Arnold & Porter’s revenue also was bolstered by its merger with 82-lawyer Howard Rice Nemerovski Canady Falk & Rabkin, which went into effect on January 1, 2012.
At 150-lawyer BuckleySandler, chairman Andrew Sandler said he expects revenue and profits in 2012 will be comparable to 2011, when the firm grossed $96 million and profits per partner were $1.67 million.
“For us, the real lesson of 2012 was that focusing on more efficient delivery of services and using alternative-value billing approaches results in happier clients and doesn’t necessarily decrease profitability if done right,” Sandler said.
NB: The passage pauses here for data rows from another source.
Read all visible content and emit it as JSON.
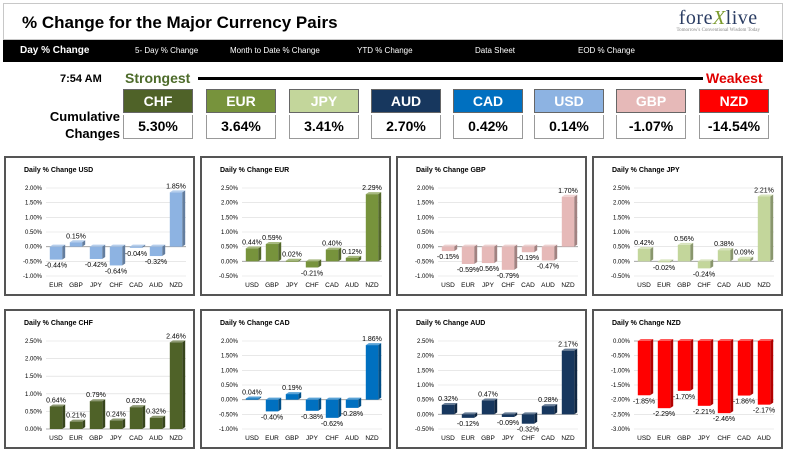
{
  "header": {
    "title": "% Change for the Major Currency Pairs",
    "logo_main_a": "fore",
    "logo_main_x": "X",
    "logo_main_b": "live",
    "logo_sub": "Tomorrow's Conventional Wisdom Today"
  },
  "nav": {
    "items": [
      {
        "label": "Day % Change"
      },
      {
        "label": "5- Day % Change"
      },
      {
        "label": "Month to Date % Change"
      },
      {
        "label": "YTD % Change"
      },
      {
        "label": "Data Sheet"
      },
      {
        "label": "EOD % Change"
      }
    ]
  },
  "summary": {
    "time": "7:54 AM",
    "strongest_label": "Strongest",
    "weakest_label": "Weakest",
    "cumulative_label_line1": "Cumulative",
    "cumulative_label_line2": "Changes",
    "currencies": [
      {
        "name": "CHF",
        "value": "5.30%",
        "color": "#4f6228"
      },
      {
        "name": "EUR",
        "value": "3.64%",
        "color": "#77933c"
      },
      {
        "name": "JPY",
        "value": "3.41%",
        "color": "#c3d69b"
      },
      {
        "name": "AUD",
        "value": "2.70%",
        "color": "#17375e"
      },
      {
        "name": "CAD",
        "value": "0.42%",
        "color": "#0070c0"
      },
      {
        "name": "USD",
        "value": "0.14%",
        "color": "#8db3e2"
      },
      {
        "name": "GBP",
        "value": "-1.07%",
        "color": "#e6b9b8"
      },
      {
        "name": "NZD",
        "value": "-14.54%",
        "color": "#ff0000"
      }
    ]
  },
  "chart_data": [
    {
      "type": "bar",
      "title": "Daily % Change USD",
      "categories": [
        "EUR",
        "GBP",
        "JPY",
        "CHF",
        "CAD",
        "AUD",
        "NZD"
      ],
      "values": [
        -0.44,
        0.15,
        -0.42,
        -0.64,
        -0.04,
        -0.32,
        1.85
      ],
      "labels": [
        "-0.44%",
        "0.15%",
        "-0.42%",
        "-0.64%",
        "-0.04%",
        "-0.32%",
        "1.85%"
      ],
      "ylim": [
        -1.0,
        2.0
      ],
      "ticks": [
        "-1.00%",
        "-0.50%",
        "0.00%",
        "0.50%",
        "1.00%",
        "1.50%",
        "2.00%"
      ],
      "color": "#8db3e2"
    },
    {
      "type": "bar",
      "title": "Daily % Change EUR",
      "categories": [
        "USD",
        "GBP",
        "JPY",
        "CHF",
        "CAD",
        "AUD",
        "NZD"
      ],
      "values": [
        0.44,
        0.59,
        0.02,
        -0.21,
        0.4,
        0.12,
        2.29
      ],
      "labels": [
        "0.44%",
        "0.59%",
        "0.02%",
        "-0.21%",
        "0.40%",
        "0.12%",
        "2.29%"
      ],
      "ylim": [
        -0.5,
        2.5
      ],
      "ticks": [
        "-0.50%",
        "0.00%",
        "0.50%",
        "1.00%",
        "1.50%",
        "2.00%",
        "2.50%"
      ],
      "color": "#77933c"
    },
    {
      "type": "bar",
      "title": "Daily % Change GBP",
      "categories": [
        "USD",
        "EUR",
        "JPY",
        "CHF",
        "CAD",
        "AUD",
        "NZD"
      ],
      "values": [
        -0.15,
        -0.59,
        -0.56,
        -0.79,
        -0.19,
        -0.47,
        1.7
      ],
      "labels": [
        "-0.15%",
        "-0.59%",
        "-0.56%",
        "-0.79%",
        "-0.19%",
        "-0.47%",
        "1.70%"
      ],
      "ylim": [
        -1.0,
        2.0
      ],
      "ticks": [
        "-1.00%",
        "-0.50%",
        "0.00%",
        "0.50%",
        "1.00%",
        "1.50%",
        "2.00%"
      ],
      "color": "#e6b9b8"
    },
    {
      "type": "bar",
      "title": "Daily % Change JPY",
      "categories": [
        "USD",
        "EUR",
        "GBP",
        "CHF",
        "CAD",
        "AUD",
        "NZD"
      ],
      "values": [
        0.42,
        -0.02,
        0.56,
        -0.24,
        0.38,
        0.09,
        2.21
      ],
      "labels": [
        "0.42%",
        "-0.02%",
        "0.56%",
        "-0.24%",
        "0.38%",
        "0.09%",
        "2.21%"
      ],
      "ylim": [
        -0.5,
        2.5
      ],
      "ticks": [
        "-0.50%",
        "0.00%",
        "0.50%",
        "1.00%",
        "1.50%",
        "2.00%",
        "2.50%"
      ],
      "color": "#c3d69b"
    },
    {
      "type": "bar",
      "title": "Daily % Change CHF",
      "categories": [
        "USD",
        "EUR",
        "GBP",
        "JPY",
        "CAD",
        "AUD",
        "NZD"
      ],
      "values": [
        0.64,
        0.21,
        0.79,
        0.24,
        0.62,
        0.32,
        2.46
      ],
      "labels": [
        "0.64%",
        "0.21%",
        "0.79%",
        "0.24%",
        "0.62%",
        "0.32%",
        "2.46%"
      ],
      "ylim": [
        0.0,
        2.5
      ],
      "ticks": [
        "0.00%",
        "0.50%",
        "1.00%",
        "1.50%",
        "2.00%",
        "2.50%"
      ],
      "color": "#4f6228"
    },
    {
      "type": "bar",
      "title": "Daily % Change CAD",
      "categories": [
        "USD",
        "EUR",
        "GBP",
        "JPY",
        "CHF",
        "AUD",
        "NZD"
      ],
      "values": [
        0.04,
        -0.4,
        0.19,
        -0.38,
        -0.62,
        -0.28,
        1.86
      ],
      "labels": [
        "0.04%",
        "-0.40%",
        "0.19%",
        "-0.38%",
        "-0.62%",
        "-0.28%",
        "1.86%"
      ],
      "ylim": [
        -1.0,
        2.0
      ],
      "ticks": [
        "-1.00%",
        "-0.50%",
        "0.00%",
        "0.50%",
        "1.00%",
        "1.50%",
        "2.00%"
      ],
      "color": "#0070c0"
    },
    {
      "type": "bar",
      "title": "Daily % Change AUD",
      "categories": [
        "USD",
        "EUR",
        "GBP",
        "JPY",
        "CHF",
        "CAD",
        "NZD"
      ],
      "values": [
        0.32,
        -0.12,
        0.47,
        -0.09,
        -0.32,
        0.28,
        2.17
      ],
      "labels": [
        "0.32%",
        "-0.12%",
        "0.47%",
        "-0.09%",
        "-0.32%",
        "0.28%",
        "2.17%"
      ],
      "ylim": [
        -0.5,
        2.5
      ],
      "ticks": [
        "-0.50%",
        "0.00%",
        "0.50%",
        "1.00%",
        "1.50%",
        "2.00%",
        "2.50%"
      ],
      "color": "#17375e"
    },
    {
      "type": "bar",
      "title": "Daily % Change NZD",
      "categories": [
        "USD",
        "EUR",
        "GBP",
        "JPY",
        "CHF",
        "CAD",
        "AUD"
      ],
      "values": [
        -1.85,
        -2.29,
        -1.7,
        -2.21,
        -2.46,
        -1.86,
        -2.17
      ],
      "labels": [
        "-1.85%",
        "-2.29%",
        "-1.70%",
        "-2.21%",
        "-2.46%",
        "-1.86%",
        "-2.17%"
      ],
      "ylim": [
        -3.0,
        0.0
      ],
      "ticks": [
        "-3.00%",
        "-2.50%",
        "-2.00%",
        "-1.50%",
        "-1.00%",
        "-0.50%",
        "0.00%"
      ],
      "color": "#ff0000"
    }
  ]
}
BuckleySandler, which was founded in 2009 and focuses on financial services, added several prominent laterals last year from the government, opened a new office in Orange County, Calif., and expanded its presence in New York.
Another D.C. speciality firm, IP powerhouse Finnegan, Henderson, Farabow, Garrett & Dunner, is also “expecting to have a good solid year and strong numbers,” according to a firm spokeswoman. The firm declined further comment because year-end collections were ongoing when the firm was contacted on December 28. In 2011, Finnegan’s gross revenue was $342 million and profits per partner were $1.13 million.
One key variable as firms tally up their final numbers is collections.
“Some firms have done better than expected in amounts billed, but were running behind on collections,” said Smith of Fairfax Associates. “People were really nervous going into the end of the year.”
Still, she said, “Law firms are probably outperforming the overall economy. It’s still a pretty good place to be.”